How Mexican drug cartels are reacting to marijuana legalization in the U.S.
Mexican cartels are often compared to corporations. And in some ways they are. Like any international business, they are constantly innovating and adapting to compete in one of the fiercest capitalist markets of all: the transnational drug trade.
Legalization advocates argue that Mexican cartels are taking a hit from the gradual legalization of marijuana in the United States, which has allowed U.S. consumers in a handful of states to purchase domestically grown weed. While some analysts remain skeptical about the impact legalization is having on the overall cartel business, there are indications that these criminal organizations are adjusting to shifts in the marketplace by targeting domestic consumption, diversifying their product offering, and tapping unexploited areas of criminal opportunity.
“Approximately 30 percent of cartels’ drug export revenues come from marijuana,” Mexican security analyst Alejandro Hope told Fusion. “In the long term, Mexican marijuana could be displaced by legal production in the United States.”
Hope says there’s still a market niche for Mexico’s lower-end drug trade weed, since legal marijuana in states like Washington and Colorado is more expensive. “Complete substitution has not gone into effect,” he said, “The market is definitely changing, but cartel adaptation will happen in years not months.”
There are other signs of market disruption. In some instances, the entire flow of the drug trade has changed course. DEA spokesman Lawrence Payne told NPR last year that “Sinaloa operatives in the United States are reportedly buying high-potency American marijuana in Colorado and smuggling it back into Mexico for sale to high-paying customers.”
Mexico is still a limited market. Overall, Mexicans are nowhere near American consumption levels. But according to a 2014 study published by Mexican research university CIDE, the latest government reports “suggest that the number of consumers in Mexico is considerable.” The study says that a 2010-2011 national poll reported 1.2 million drug users.

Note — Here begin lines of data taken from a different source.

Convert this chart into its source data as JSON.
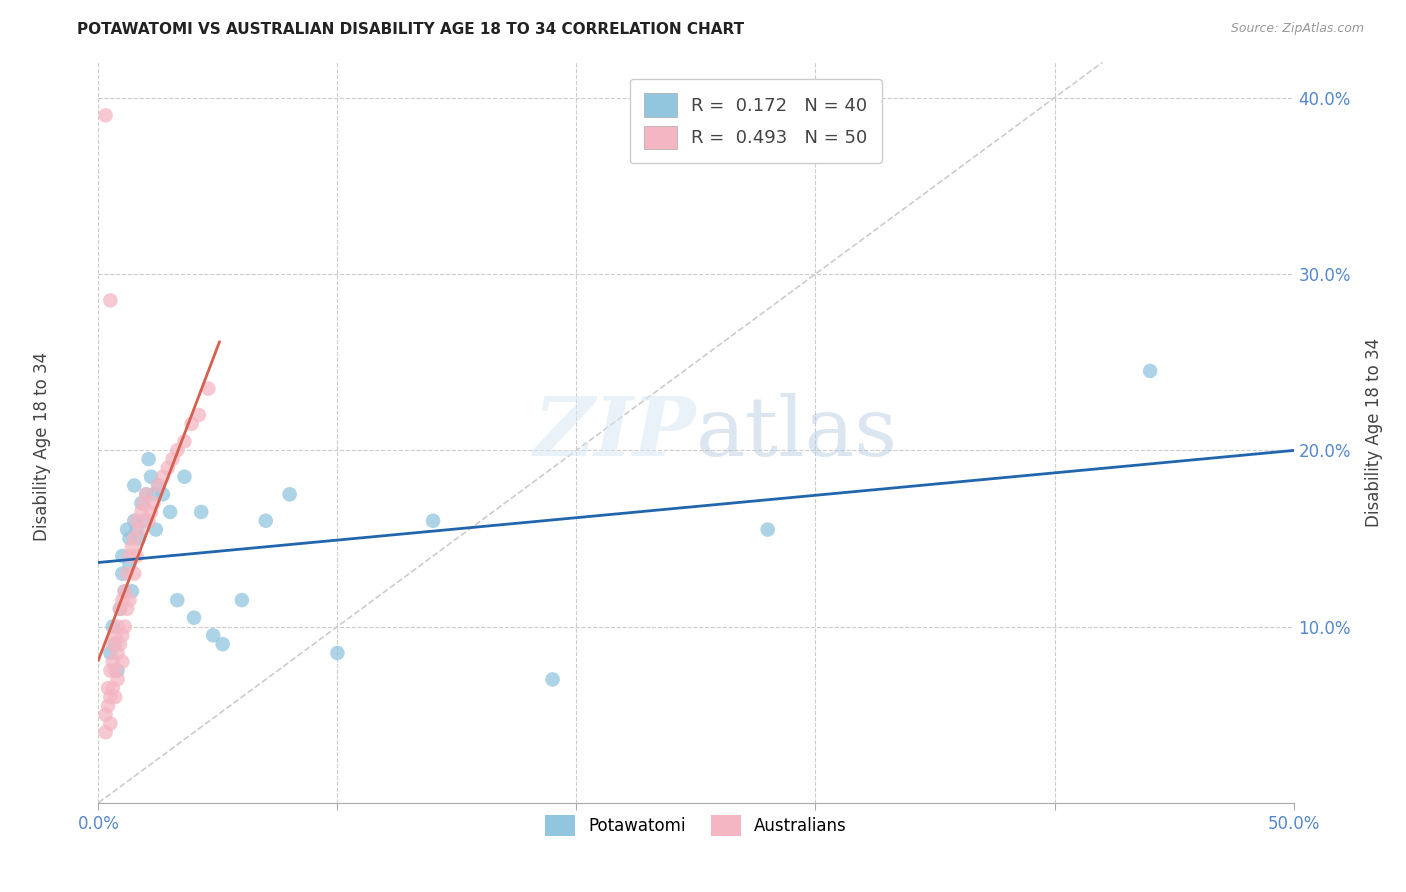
{
  "title": "POTAWATOMI VS AUSTRALIAN DISABILITY AGE 18 TO 34 CORRELATION CHART",
  "source": "Source: ZipAtlas.com",
  "ylabel": "Disability Age 18 to 34",
  "xlim": [
    0.0,
    0.5
  ],
  "ylim": [
    0.0,
    0.42
  ],
  "R1": 0.172,
  "N1": 40,
  "R2": 0.493,
  "N2": 50,
  "color_blue": "#92c5de",
  "color_pink": "#f4b6c2",
  "line_blue": "#2166ac",
  "line_pink": "#d6604d",
  "watermark_zip": "ZIP",
  "watermark_atlas": "atlas",
  "background": "#ffffff",
  "grid_color": "#cccccc",
  "tick_color": "#5588cc",
  "legend_label1": "Potawatomi",
  "legend_label2": "Australians",
  "pot_x": [
    0.005,
    0.006,
    0.007,
    0.008,
    0.009,
    0.01,
    0.01,
    0.011,
    0.012,
    0.013,
    0.013,
    0.014,
    0.015,
    0.015,
    0.016,
    0.017,
    0.018,
    0.019,
    0.02,
    0.021,
    0.022,
    0.023,
    0.024,
    0.025,
    0.027,
    0.03,
    0.033,
    0.036,
    0.04,
    0.043,
    0.048,
    0.052,
    0.06,
    0.07,
    0.08,
    0.1,
    0.14,
    0.19,
    0.28,
    0.44
  ],
  "pot_y": [
    0.085,
    0.1,
    0.09,
    0.075,
    0.11,
    0.13,
    0.14,
    0.12,
    0.155,
    0.135,
    0.15,
    0.12,
    0.16,
    0.18,
    0.155,
    0.15,
    0.17,
    0.16,
    0.175,
    0.195,
    0.185,
    0.175,
    0.155,
    0.18,
    0.175,
    0.165,
    0.115,
    0.185,
    0.105,
    0.165,
    0.095,
    0.09,
    0.115,
    0.16,
    0.175,
    0.085,
    0.16,
    0.07,
    0.155,
    0.245
  ],
  "aus_x": [
    0.003,
    0.003,
    0.004,
    0.004,
    0.005,
    0.005,
    0.005,
    0.006,
    0.006,
    0.006,
    0.007,
    0.007,
    0.007,
    0.008,
    0.008,
    0.008,
    0.009,
    0.009,
    0.01,
    0.01,
    0.01,
    0.011,
    0.011,
    0.012,
    0.012,
    0.013,
    0.013,
    0.014,
    0.015,
    0.015,
    0.016,
    0.016,
    0.017,
    0.018,
    0.019,
    0.02,
    0.021,
    0.022,
    0.023,
    0.025,
    0.027,
    0.029,
    0.031,
    0.033,
    0.036,
    0.039,
    0.042,
    0.046,
    0.005,
    0.003
  ],
  "aus_y": [
    0.05,
    0.04,
    0.065,
    0.055,
    0.075,
    0.06,
    0.045,
    0.08,
    0.09,
    0.065,
    0.095,
    0.075,
    0.06,
    0.1,
    0.085,
    0.07,
    0.11,
    0.09,
    0.115,
    0.095,
    0.08,
    0.12,
    0.1,
    0.13,
    0.11,
    0.14,
    0.115,
    0.145,
    0.15,
    0.13,
    0.16,
    0.14,
    0.155,
    0.165,
    0.17,
    0.175,
    0.16,
    0.165,
    0.17,
    0.18,
    0.185,
    0.19,
    0.195,
    0.2,
    0.205,
    0.215,
    0.22,
    0.235,
    0.285,
    0.39
  ]
}
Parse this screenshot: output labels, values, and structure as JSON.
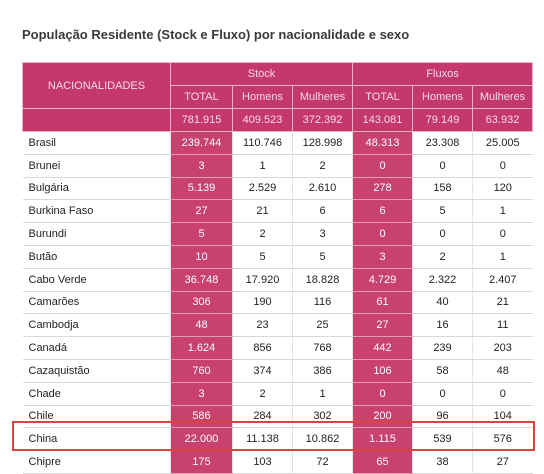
{
  "title": "População Residente (Stock e Fluxo) por nacionalidade e sexo",
  "table": {
    "header": {
      "group_column": "NACIONALIDADES",
      "groups": [
        "Stock",
        "Fluxos"
      ],
      "columns": [
        "TOTAL",
        "Homens",
        "Mulheres",
        "TOTAL",
        "Homens",
        "Mulheres"
      ],
      "totals": [
        "781.915",
        "409.523",
        "372.392",
        "143.081",
        "79.149",
        "63.932"
      ]
    },
    "rows": [
      [
        "Brasil",
        "239.744",
        "110.746",
        "128.998",
        "48.313",
        "23.308",
        "25.005"
      ],
      [
        "Brunei",
        "3",
        "1",
        "2",
        "0",
        "0",
        "0"
      ],
      [
        "Bulgária",
        "5.139",
        "2.529",
        "2.610",
        "278",
        "158",
        "120"
      ],
      [
        "Burkina Faso",
        "27",
        "21",
        "6",
        "6",
        "5",
        "1"
      ],
      [
        "Burundi",
        "5",
        "2",
        "3",
        "0",
        "0",
        "0"
      ],
      [
        "Butão",
        "10",
        "5",
        "5",
        "3",
        "2",
        "1"
      ],
      [
        "Cabo Verde",
        "36.748",
        "17.920",
        "18.828",
        "4.729",
        "2.322",
        "2.407"
      ],
      [
        "Camarões",
        "306",
        "190",
        "116",
        "61",
        "40",
        "21"
      ],
      [
        "Cambodja",
        "48",
        "23",
        "25",
        "27",
        "16",
        "11"
      ],
      [
        "Canadá",
        "1.624",
        "856",
        "768",
        "442",
        "239",
        "203"
      ],
      [
        "Cazaquistão",
        "760",
        "374",
        "386",
        "106",
        "58",
        "48"
      ],
      [
        "Chade",
        "3",
        "2",
        "1",
        "0",
        "0",
        "0"
      ],
      [
        "Chile",
        "586",
        "284",
        "302",
        "200",
        "96",
        "104"
      ],
      [
        "China",
        "22.000",
        "11.138",
        "10.862",
        "1.115",
        "539",
        "576"
      ],
      [
        "Chipre",
        "175",
        "103",
        "72",
        "65",
        "38",
        "27"
      ]
    ]
  }
}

Mexican cartels are also diversifying the types of drugs they smuggle. The 2014 UN World Drug Report found a “large increase” in the number of methamphetamine laboratories seized in Mexico and the United States. In 2012 “Mexico dismantled 259 methamphetamine laboratories, up from a few dozen a few years earlier, and it reported the world’s largest aggregate amount of seizures of methamphetamine for the period 2010-2012,” the report found.